X
Business

Making the case for 1:1

This has been a nasty winter here in New England and across the country. As of right now, we're going to be in school until June 29th and, given that we have a couple more months of winter (OK, this is Massachusetts, so a few more months of winter), I think we're going to have some more snow days.
Written by Christopher Dawson, Contributor

This has been a nasty winter here in New England and across the country. As of right now, we're going to be in school until June 29th and, given that we have a couple more months of winter (OK, this is Massachusetts, so a few more months of winter), I think we're going to have some more snow days. Contractually, the teachers can't be here past June 30th, so what does that mean for instruction?

We lost 6 days due to an ice storm right before our holiday break, so the kids were out of school for over 3 weeks before we came back Monday.
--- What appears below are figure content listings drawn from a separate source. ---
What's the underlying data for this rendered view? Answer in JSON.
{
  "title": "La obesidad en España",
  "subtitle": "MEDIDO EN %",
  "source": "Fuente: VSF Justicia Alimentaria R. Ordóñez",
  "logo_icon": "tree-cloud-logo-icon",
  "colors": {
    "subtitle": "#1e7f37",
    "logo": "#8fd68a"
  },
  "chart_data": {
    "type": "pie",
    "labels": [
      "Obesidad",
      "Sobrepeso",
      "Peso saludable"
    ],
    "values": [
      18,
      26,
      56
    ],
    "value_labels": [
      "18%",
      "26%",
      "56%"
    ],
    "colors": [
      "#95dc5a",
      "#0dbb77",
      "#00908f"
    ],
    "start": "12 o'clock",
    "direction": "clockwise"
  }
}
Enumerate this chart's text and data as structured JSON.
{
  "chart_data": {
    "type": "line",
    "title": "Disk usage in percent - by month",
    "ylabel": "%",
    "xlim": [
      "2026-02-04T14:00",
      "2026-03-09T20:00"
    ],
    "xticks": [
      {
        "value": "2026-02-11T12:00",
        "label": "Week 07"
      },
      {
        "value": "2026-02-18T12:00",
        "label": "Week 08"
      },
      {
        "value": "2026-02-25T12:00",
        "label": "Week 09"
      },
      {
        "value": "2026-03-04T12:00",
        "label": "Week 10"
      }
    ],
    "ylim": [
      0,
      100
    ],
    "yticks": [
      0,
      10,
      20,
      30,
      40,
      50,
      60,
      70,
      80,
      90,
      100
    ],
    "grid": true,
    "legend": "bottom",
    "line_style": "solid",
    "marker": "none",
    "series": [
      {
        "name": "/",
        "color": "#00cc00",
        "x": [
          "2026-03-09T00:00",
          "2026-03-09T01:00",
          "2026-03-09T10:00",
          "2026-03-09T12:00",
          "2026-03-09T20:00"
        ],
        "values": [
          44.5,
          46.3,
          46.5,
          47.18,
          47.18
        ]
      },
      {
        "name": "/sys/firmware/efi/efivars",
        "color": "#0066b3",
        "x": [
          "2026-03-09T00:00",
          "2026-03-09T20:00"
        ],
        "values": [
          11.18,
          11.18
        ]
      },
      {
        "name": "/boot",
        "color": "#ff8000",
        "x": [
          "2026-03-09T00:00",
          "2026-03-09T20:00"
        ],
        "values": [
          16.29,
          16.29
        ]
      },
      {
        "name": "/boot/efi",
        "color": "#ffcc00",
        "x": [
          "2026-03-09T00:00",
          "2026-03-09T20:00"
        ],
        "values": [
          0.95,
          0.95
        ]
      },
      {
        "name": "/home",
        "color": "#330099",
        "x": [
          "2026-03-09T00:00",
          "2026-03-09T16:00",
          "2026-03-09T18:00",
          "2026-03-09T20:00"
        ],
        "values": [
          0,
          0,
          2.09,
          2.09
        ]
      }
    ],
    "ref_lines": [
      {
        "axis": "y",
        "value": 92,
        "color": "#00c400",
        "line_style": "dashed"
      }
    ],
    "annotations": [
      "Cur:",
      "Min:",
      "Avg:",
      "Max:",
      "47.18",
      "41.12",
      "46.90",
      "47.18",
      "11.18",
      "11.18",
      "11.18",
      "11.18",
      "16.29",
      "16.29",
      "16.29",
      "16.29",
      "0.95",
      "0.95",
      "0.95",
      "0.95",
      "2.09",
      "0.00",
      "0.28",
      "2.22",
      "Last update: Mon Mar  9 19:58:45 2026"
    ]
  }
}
This sort of disruption hurts everybody involved. Yet we largely have the tools to mitigate disruptions and keep kids engaged, even outside of school. We just need the money and wherewithal to go with the tools.

Here is where 1:1 computing really starts to show what it could be worth. Not during a snowstorm necessarily, but as we struggle to keep kids working and learning when the walk out of the classroom. One of my kids received a happy holidays card from his AP Psychology teacher over our extended break including a new research project to have completed by the time he returned. A clever strategy that worked well for the AP kids, but probably not so much for the general student population.
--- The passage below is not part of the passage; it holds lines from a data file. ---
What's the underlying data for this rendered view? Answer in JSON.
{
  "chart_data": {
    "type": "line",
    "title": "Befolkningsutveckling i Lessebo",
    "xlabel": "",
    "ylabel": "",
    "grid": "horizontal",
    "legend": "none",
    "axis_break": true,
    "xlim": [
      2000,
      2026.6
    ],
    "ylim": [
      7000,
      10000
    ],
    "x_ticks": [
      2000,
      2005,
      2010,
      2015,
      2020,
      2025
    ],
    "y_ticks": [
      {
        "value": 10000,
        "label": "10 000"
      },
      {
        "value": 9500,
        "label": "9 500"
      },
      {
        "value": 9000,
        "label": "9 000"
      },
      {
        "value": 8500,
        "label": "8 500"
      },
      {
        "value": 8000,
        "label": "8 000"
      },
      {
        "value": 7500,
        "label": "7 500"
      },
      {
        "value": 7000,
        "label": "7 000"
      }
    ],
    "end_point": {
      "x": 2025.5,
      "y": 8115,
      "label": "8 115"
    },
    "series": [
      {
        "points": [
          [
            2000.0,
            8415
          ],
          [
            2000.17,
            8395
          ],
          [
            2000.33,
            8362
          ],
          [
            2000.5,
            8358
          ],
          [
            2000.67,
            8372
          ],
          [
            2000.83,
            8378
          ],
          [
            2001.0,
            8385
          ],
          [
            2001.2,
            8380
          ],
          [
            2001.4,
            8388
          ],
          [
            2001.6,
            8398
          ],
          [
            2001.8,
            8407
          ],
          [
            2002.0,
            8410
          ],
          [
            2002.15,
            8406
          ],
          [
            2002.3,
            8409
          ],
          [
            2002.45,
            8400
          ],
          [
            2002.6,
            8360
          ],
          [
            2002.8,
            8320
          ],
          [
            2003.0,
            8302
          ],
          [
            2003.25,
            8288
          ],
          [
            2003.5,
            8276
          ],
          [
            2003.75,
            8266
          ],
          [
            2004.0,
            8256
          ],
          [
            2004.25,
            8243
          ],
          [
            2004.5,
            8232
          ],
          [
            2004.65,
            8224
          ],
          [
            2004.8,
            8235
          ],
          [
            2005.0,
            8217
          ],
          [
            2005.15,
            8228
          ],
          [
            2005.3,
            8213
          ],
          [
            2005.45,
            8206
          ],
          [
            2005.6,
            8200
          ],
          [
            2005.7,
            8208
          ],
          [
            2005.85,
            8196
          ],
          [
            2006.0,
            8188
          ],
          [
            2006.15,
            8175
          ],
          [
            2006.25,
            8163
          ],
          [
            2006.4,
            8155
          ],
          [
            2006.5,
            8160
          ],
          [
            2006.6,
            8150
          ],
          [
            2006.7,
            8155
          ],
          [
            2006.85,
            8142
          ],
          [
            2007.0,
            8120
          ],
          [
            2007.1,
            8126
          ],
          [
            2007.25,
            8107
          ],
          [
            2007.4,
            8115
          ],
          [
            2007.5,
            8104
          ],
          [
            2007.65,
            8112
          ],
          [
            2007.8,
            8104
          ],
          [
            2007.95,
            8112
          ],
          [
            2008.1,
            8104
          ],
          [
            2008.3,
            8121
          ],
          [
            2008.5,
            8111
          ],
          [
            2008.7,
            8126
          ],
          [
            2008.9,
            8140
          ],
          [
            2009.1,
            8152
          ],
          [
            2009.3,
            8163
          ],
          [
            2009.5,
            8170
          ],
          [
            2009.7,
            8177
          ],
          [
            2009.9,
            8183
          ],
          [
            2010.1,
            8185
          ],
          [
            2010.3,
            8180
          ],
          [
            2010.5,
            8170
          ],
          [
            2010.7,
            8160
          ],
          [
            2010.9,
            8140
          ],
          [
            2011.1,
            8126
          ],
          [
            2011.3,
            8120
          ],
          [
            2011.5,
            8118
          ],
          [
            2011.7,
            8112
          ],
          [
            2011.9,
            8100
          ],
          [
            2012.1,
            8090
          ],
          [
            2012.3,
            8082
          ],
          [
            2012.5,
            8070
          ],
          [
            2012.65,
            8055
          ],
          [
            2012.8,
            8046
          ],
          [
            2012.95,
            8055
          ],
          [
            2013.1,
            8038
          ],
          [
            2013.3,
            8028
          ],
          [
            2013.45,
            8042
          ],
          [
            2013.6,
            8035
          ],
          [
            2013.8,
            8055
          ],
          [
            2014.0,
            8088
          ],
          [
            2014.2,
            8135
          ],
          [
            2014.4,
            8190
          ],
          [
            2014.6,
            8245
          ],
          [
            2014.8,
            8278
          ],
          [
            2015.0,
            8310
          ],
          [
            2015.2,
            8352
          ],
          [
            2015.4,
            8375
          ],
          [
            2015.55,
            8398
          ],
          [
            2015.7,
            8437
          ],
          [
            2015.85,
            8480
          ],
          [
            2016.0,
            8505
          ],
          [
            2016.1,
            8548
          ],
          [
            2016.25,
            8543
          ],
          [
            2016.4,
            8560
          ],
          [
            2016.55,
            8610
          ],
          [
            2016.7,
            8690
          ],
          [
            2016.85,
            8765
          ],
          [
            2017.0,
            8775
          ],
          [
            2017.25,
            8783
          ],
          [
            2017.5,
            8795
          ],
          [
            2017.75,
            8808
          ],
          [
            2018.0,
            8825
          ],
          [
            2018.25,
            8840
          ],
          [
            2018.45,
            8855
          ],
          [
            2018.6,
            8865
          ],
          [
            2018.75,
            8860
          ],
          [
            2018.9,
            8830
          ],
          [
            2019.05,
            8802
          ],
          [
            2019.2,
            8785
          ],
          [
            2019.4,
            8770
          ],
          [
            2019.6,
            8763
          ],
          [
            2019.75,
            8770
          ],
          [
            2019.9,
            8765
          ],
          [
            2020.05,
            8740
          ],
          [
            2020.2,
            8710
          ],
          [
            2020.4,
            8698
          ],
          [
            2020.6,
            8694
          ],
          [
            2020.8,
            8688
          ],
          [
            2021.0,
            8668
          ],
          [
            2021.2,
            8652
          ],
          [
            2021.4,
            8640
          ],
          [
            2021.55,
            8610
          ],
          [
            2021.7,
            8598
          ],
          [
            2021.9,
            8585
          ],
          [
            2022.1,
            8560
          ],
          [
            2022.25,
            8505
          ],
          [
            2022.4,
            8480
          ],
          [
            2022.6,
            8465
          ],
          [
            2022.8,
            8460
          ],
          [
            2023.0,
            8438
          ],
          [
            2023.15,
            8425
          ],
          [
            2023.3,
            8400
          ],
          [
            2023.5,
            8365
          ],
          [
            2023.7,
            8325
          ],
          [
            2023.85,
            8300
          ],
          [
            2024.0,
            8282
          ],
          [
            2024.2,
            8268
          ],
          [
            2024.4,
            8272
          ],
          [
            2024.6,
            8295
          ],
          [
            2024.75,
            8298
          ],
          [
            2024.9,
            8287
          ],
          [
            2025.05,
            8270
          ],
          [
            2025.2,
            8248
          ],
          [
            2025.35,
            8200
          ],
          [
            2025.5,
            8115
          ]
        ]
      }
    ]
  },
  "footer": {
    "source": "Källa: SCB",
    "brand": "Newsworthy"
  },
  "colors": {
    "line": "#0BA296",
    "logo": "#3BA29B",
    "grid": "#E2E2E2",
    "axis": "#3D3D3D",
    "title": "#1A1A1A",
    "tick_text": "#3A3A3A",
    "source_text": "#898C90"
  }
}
Our cellular network is becoming increasingly robust. What if every kid in your school could be provided with a cheap netbook (netbooks with small solid state drives are quickly approaching the $200 mark) with cellular access to data? How about a social network then built around classes and activities? Could we keep working and interacting if they were doing it via a Facebook-like interface?

Obviously I don't expect kids to suddenly begin collaborating and yearning to learn with the same fervency the demonstrate for MySpace. I do think, though, that if kids know to check their school social network with the same regularity that they check their Facebook, we provide them the tools to do so, and teachers embrace the tools to disseminate information, questions, and assignments, we'll be a long ways towards realizing the potential of 1:1.
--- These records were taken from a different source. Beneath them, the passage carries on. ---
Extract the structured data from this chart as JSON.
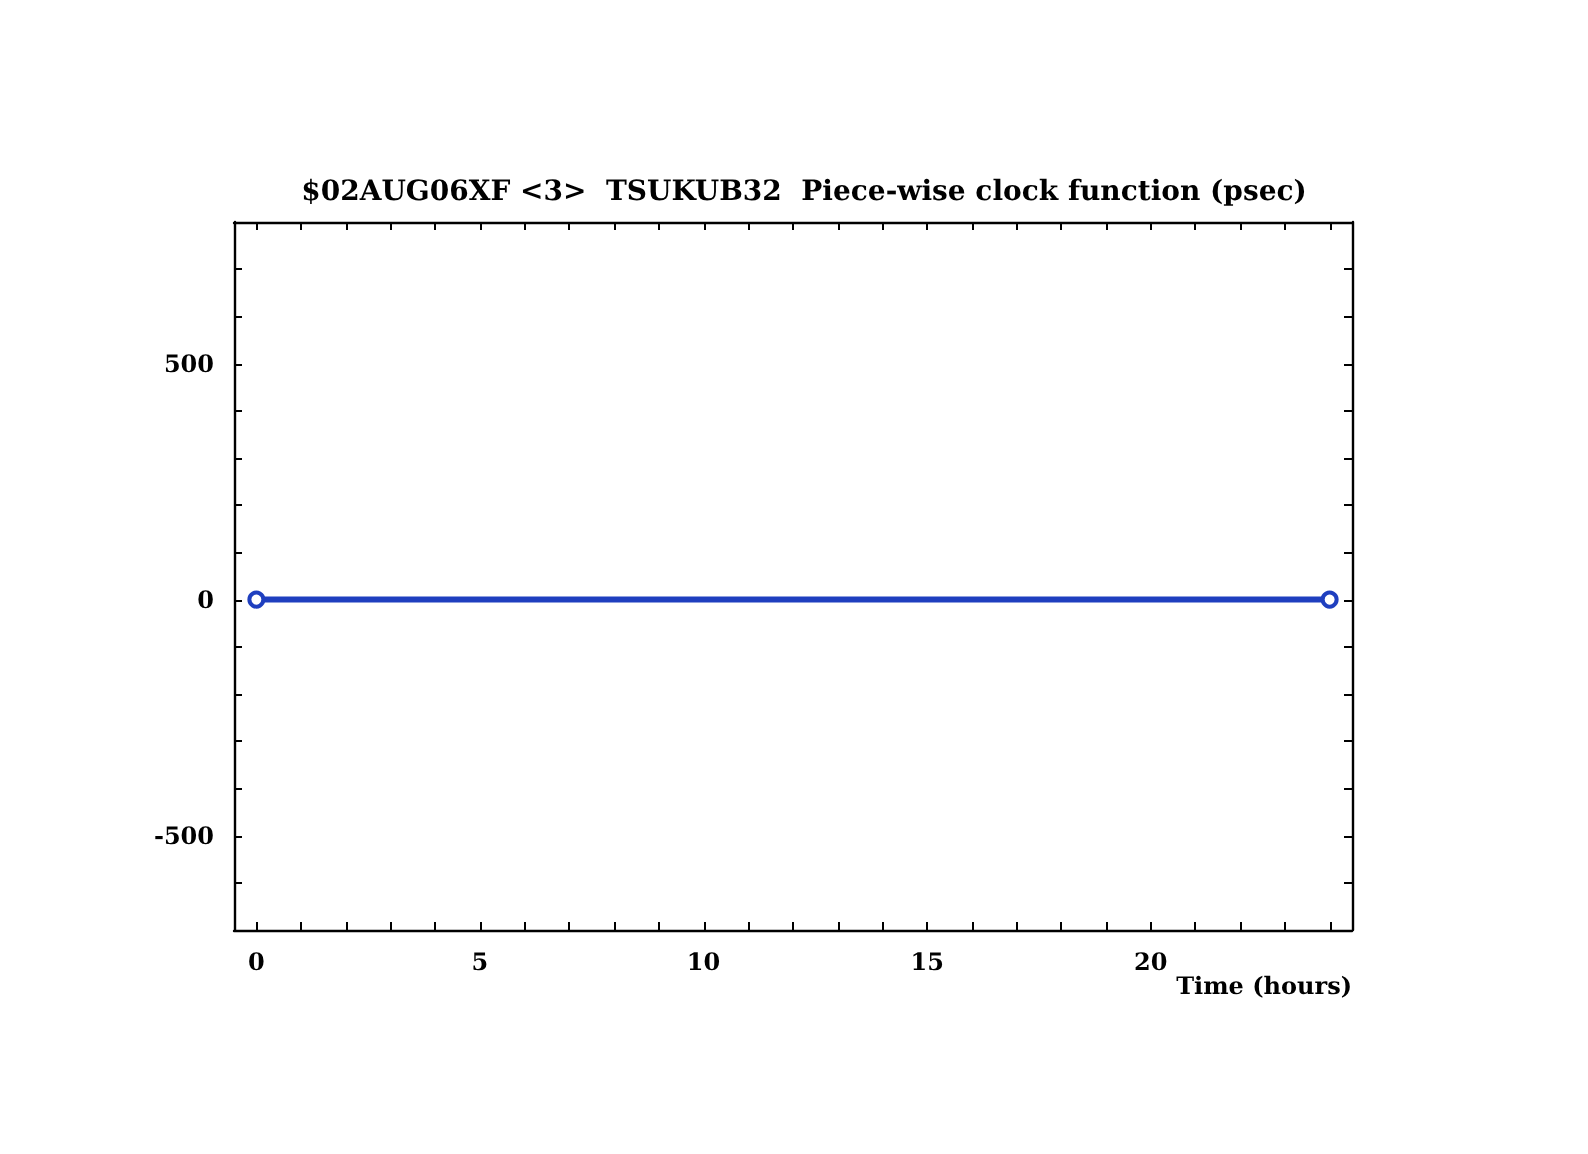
{
  "chart_data": {
    "type": "line",
    "title": "$02AUG06XF <3>  TSUKUB32  Piece-wise clock function (psec)",
    "xlabel": "Time (hours)",
    "x": [
      0,
      24
    ],
    "series": [
      {
        "color": "#1f3fbf",
        "values": [
          0,
          0
        ]
      }
    ],
    "marker": "circle",
    "line_style": "solid",
    "xlim": [
      -0.5,
      24.5
    ],
    "xticks": [
      0,
      {
        "value": 1,
        "label": null
      },
      {
        "value": 2,
        "label": null
      },
      {
        "value": 3,
        "label": null
      },
      {
        "value": 4,
        "label": null
      },
      5,
      {
        "value": 6,
        "label": null
      },
      {
        "value": 7,
        "label": null
      },
      {
        "value": 8,
        "label": null
      },
      {
        "value": 9,
        "label": null
      },
      10,
      {
        "value": 11,
        "label": null
      },
      {
        "value": 12,
        "label": null
      },
      {
        "value": 13,
        "label": null
      },
      {
        "value": 14,
        "label": null
      },
      15,
      {
        "value": 16,
        "label": null
      },
      {
        "value": 17,
        "label": null
      },
      {
        "value": 18,
        "label": null
      },
      {
        "value": 19,
        "label": null
      },
      20,
      {
        "value": 21,
        "label": null
      },
      {
        "value": 22,
        "label": null
      },
      {
        "value": 23,
        "label": null
      },
      {
        "value": 24,
        "label": null
      }
    ],
    "ylim": [
      -700,
      800
    ],
    "yticks": [
      {
        "value": -700,
        "label": null
      },
      {
        "value": -600,
        "label": null
      },
      -500,
      {
        "value": -400,
        "label": null
      },
      {
        "value": -300,
        "label": null
      },
      {
        "value": -200,
        "label": null
      },
      {
        "value": -100,
        "label": null
      },
      0,
      {
        "value": 100,
        "label": null
      },
      {
        "value": 200,
        "label": null
      },
      {
        "value": 300,
        "label": null
      },
      {
        "value": 400,
        "label": null
      },
      500,
      {
        "value": 600,
        "label": null
      },
      {
        "value": 700,
        "label": null
      },
      {
        "value": 800,
        "label": null
      }
    ]
  }
}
All of this requires money, of course, but our government seems to be throwing around billions like loose pocket change. I think we could find some subsidies and kickbacks for the wireless providers, don't you?

More and more, I'm coming to believe that social networks are a brilliant platform for extended learning time and school-home connections. Kids respond to them and communicate more in the semi-anonymous, asynchronous space of social networks than they ever do in person. Let's put together the ecosystem of hardware, online applications, and teacher training to leverage this.